Normalizing dataset is a common component of machine learning before doing any downstream task. However, when I learn the tutorial in PyTorch, the author used mysterious mean and variance value for different channels of RGB images, i.e. 0.485, 0.456 and 0.406 for mean and 0.229, 0.224, 0.225 for variance (see code below).

I am not sure how those somehow magic numbers come about. Do they come from some statistics of the training dataset which is not disclosed in tutorial.
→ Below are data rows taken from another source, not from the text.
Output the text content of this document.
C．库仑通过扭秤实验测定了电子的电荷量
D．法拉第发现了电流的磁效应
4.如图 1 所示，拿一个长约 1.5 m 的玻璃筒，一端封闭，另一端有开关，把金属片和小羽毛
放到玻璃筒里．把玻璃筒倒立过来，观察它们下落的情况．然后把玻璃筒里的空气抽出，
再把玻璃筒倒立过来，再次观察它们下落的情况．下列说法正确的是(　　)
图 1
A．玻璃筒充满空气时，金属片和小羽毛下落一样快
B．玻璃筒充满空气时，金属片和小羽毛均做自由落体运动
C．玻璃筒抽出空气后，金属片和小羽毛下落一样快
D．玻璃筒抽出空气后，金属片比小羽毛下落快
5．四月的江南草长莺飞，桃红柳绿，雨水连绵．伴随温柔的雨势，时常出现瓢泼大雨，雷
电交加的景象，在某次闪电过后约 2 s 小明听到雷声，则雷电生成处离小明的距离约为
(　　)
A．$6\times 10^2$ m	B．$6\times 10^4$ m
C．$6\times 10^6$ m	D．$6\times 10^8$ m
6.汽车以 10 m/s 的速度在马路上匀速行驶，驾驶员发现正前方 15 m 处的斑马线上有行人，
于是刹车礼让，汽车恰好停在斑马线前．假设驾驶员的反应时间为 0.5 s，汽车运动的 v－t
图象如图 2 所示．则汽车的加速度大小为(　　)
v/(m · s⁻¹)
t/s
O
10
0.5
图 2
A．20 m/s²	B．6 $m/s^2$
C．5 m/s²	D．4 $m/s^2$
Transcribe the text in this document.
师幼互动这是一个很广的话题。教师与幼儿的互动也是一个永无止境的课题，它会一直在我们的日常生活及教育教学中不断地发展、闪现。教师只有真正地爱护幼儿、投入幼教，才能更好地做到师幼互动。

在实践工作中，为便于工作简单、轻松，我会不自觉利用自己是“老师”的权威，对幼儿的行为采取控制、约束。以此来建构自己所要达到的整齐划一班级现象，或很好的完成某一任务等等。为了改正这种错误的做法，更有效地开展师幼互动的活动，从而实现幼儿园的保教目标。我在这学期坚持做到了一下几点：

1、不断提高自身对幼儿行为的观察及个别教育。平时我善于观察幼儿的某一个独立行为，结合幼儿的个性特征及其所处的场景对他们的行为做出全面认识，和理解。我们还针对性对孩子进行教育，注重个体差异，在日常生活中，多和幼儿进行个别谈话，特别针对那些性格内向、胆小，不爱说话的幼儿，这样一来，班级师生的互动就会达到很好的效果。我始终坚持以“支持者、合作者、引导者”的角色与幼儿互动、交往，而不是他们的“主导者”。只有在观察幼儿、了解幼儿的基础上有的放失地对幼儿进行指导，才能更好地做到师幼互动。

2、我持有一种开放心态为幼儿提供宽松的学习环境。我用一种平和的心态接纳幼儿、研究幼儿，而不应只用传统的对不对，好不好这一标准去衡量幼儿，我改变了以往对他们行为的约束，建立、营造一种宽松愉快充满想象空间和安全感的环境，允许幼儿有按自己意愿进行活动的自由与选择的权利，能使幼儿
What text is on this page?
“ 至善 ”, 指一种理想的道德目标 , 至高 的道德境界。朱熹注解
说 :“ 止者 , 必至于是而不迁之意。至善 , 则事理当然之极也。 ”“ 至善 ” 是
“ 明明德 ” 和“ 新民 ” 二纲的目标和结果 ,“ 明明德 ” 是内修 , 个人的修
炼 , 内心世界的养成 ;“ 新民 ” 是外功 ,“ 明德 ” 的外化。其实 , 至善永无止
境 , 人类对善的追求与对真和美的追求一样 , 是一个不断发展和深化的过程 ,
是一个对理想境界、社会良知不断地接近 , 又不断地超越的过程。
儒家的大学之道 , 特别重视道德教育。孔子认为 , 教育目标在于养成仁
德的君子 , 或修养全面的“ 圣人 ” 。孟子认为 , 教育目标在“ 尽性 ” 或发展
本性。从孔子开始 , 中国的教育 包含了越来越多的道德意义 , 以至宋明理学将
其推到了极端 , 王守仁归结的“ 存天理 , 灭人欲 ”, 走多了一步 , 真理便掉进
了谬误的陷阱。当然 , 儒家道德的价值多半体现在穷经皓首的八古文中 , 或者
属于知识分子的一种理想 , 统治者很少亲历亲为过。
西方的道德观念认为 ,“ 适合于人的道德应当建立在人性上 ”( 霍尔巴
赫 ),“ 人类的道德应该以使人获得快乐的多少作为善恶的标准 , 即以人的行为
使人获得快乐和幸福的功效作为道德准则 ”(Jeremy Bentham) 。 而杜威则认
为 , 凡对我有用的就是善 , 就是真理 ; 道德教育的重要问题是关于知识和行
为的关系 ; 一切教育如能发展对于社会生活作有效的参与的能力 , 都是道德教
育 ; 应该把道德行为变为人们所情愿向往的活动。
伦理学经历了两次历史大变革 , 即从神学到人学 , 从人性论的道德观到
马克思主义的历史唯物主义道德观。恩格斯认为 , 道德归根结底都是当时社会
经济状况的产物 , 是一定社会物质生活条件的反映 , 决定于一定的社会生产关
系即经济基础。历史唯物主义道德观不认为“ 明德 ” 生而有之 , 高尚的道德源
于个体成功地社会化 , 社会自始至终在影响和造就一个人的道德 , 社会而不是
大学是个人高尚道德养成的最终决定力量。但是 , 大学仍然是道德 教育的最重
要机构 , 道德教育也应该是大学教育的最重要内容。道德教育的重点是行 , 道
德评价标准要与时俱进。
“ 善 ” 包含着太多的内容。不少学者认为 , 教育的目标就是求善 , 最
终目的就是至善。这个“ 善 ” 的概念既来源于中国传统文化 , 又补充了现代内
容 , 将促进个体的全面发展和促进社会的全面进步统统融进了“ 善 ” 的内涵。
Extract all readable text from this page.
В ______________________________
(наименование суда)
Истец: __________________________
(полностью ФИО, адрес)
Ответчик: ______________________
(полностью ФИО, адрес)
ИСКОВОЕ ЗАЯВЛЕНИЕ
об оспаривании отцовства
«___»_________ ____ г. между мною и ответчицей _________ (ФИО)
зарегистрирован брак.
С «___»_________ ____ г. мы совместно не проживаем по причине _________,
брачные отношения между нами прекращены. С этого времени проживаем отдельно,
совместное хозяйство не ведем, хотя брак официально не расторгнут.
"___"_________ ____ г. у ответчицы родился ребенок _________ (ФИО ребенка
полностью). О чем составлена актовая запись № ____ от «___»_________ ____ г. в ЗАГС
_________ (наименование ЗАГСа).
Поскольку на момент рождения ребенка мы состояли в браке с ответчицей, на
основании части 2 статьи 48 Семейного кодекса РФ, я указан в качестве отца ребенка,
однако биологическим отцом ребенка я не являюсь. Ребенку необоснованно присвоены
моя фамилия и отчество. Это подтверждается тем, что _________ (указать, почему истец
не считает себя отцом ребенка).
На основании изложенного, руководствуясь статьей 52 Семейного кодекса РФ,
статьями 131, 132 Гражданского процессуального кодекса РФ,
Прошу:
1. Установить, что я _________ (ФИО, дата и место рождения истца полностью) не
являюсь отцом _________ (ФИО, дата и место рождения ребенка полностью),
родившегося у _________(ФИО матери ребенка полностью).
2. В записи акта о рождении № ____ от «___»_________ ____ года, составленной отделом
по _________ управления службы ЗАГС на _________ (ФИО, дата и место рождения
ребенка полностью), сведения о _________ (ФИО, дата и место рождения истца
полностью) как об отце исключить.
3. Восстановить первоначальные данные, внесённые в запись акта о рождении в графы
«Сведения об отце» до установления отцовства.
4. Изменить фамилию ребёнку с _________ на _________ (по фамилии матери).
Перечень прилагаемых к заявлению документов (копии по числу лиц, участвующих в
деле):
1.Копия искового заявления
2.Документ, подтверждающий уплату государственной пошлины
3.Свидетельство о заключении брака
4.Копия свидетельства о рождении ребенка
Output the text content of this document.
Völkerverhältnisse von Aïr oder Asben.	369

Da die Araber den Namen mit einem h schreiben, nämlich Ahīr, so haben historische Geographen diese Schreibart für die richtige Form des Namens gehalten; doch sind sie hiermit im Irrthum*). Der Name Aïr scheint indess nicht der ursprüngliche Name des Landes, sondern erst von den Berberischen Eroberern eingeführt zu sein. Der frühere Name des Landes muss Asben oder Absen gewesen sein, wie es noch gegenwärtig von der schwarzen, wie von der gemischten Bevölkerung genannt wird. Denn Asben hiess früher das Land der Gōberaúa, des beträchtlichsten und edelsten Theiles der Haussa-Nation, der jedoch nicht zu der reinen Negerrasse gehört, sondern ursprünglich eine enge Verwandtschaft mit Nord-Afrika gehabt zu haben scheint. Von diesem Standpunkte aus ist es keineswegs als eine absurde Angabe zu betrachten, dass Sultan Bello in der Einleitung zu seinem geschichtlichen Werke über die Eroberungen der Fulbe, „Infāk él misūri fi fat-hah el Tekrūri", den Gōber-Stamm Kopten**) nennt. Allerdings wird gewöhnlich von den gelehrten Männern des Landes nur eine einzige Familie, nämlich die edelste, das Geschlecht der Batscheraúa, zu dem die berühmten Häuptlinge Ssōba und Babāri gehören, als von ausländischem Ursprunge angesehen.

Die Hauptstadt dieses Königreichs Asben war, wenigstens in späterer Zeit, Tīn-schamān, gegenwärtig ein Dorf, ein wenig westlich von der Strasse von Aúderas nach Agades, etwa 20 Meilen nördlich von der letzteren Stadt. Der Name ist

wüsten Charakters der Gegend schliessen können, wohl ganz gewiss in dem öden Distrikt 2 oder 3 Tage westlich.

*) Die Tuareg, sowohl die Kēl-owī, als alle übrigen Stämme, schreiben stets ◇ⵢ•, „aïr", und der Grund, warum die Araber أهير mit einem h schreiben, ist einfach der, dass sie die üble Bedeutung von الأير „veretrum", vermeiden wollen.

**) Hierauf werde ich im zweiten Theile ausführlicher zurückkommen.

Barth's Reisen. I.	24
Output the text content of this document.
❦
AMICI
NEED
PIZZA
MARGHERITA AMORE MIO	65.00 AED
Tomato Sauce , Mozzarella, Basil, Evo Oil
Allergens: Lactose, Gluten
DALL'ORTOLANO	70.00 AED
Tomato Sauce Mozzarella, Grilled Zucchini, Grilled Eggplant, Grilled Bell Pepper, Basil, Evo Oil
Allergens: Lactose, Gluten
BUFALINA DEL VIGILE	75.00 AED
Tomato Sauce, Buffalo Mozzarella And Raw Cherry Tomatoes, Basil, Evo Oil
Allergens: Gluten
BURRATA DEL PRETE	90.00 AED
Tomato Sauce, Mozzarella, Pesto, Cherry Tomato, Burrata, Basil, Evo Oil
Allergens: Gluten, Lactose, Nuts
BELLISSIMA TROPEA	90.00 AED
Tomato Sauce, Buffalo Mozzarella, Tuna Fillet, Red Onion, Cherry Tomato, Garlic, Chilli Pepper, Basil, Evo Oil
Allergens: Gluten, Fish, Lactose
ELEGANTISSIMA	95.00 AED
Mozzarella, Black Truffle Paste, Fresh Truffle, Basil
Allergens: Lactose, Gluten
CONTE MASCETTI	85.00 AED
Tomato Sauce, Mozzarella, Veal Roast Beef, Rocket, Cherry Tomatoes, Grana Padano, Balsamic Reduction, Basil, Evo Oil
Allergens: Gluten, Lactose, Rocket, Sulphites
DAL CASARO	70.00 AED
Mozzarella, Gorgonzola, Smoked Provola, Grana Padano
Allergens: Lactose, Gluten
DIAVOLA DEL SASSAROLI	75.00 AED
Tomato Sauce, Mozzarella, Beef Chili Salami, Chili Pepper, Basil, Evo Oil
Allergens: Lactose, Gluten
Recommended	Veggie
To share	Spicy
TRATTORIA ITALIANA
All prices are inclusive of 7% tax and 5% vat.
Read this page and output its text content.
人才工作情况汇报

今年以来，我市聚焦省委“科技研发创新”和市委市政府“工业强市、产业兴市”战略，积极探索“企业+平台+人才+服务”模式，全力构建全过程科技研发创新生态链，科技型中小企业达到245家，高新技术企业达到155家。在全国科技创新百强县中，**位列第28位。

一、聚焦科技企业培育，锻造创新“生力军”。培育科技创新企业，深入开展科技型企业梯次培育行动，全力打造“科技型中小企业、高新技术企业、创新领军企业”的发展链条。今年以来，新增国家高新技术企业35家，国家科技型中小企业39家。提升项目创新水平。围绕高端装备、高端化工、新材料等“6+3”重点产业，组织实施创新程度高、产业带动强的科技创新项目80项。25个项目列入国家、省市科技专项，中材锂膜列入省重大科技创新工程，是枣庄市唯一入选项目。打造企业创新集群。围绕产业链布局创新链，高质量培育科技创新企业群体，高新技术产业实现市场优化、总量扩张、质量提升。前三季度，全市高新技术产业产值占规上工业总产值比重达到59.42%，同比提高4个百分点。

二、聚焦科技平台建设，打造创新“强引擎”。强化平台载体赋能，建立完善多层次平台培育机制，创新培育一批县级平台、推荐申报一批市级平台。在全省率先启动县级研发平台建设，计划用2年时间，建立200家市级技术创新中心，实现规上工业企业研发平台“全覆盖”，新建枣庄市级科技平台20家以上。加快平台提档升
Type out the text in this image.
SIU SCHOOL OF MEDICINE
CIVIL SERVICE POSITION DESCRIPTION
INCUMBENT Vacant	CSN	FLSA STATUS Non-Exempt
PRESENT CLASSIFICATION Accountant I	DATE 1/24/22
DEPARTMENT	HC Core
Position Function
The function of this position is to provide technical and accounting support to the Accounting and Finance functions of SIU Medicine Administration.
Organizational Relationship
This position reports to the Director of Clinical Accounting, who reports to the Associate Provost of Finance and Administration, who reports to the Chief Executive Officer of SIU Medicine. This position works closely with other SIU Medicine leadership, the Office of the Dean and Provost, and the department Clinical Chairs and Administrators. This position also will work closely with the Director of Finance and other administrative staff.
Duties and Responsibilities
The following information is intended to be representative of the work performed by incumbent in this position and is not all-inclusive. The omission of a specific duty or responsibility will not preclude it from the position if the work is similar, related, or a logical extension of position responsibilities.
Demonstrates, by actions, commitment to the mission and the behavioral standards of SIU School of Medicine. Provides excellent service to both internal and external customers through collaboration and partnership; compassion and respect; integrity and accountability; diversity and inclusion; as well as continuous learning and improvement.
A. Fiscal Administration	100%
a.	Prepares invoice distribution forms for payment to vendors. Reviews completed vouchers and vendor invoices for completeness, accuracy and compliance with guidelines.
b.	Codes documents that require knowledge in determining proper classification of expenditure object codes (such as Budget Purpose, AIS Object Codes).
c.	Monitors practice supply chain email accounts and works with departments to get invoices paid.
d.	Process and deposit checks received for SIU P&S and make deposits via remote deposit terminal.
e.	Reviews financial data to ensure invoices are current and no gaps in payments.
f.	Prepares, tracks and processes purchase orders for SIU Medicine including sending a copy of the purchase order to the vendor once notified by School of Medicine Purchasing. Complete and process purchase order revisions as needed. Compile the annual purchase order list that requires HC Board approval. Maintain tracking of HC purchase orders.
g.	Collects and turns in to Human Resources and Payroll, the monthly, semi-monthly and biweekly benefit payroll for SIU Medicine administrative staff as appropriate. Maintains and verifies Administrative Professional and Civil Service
Or maybe they are heuristics that prove to be effective in computer vision literature?

# Data augmentation and normalization for training
# Just normalization for validation
data_transforms = {
    'train': transforms.Compose([
        transforms.RandomResizedCrop(224),
        transforms.RandomHorizontalFlip(),
        transforms.ToTensor(),
        transforms.Normalize([0.485, 0.456, 0.406], [0.229, 0.224, 0.225])
    ]),
    'val': transforms.Compose([
        transforms.Resize(256),
        transforms.CenterCrop(224),
        transforms.ToTensor(),
        transforms.Normalize([0.485, 0.456, 0.406], [0.229, 0.224, 0.225])
    ]),
}

They are image net statistics. You ideally should compute statistics for each dataset you use.

Thank you for your timely response!

I found the origin of those magic numbers in torchvision.models doc, which, as you said, should be statistics of ImageNet.

All pre-trained models expect input images normalized in the same way, i.e. mini-batches of 3-channel RGB images of shape (3 x H x W), where H and W are expected to be at least 224. The images have to be loaded in to a range of [0, 1] and then normalized using mean = [0.485, 0.456, 0.406] and std = [0.229, 0.224, 0.225]

However, it also said as long as users would like to use those pretrained models, they must normalize their images in this way. I think this makes sense since those models were trained on data scaled according to those specified mean and std.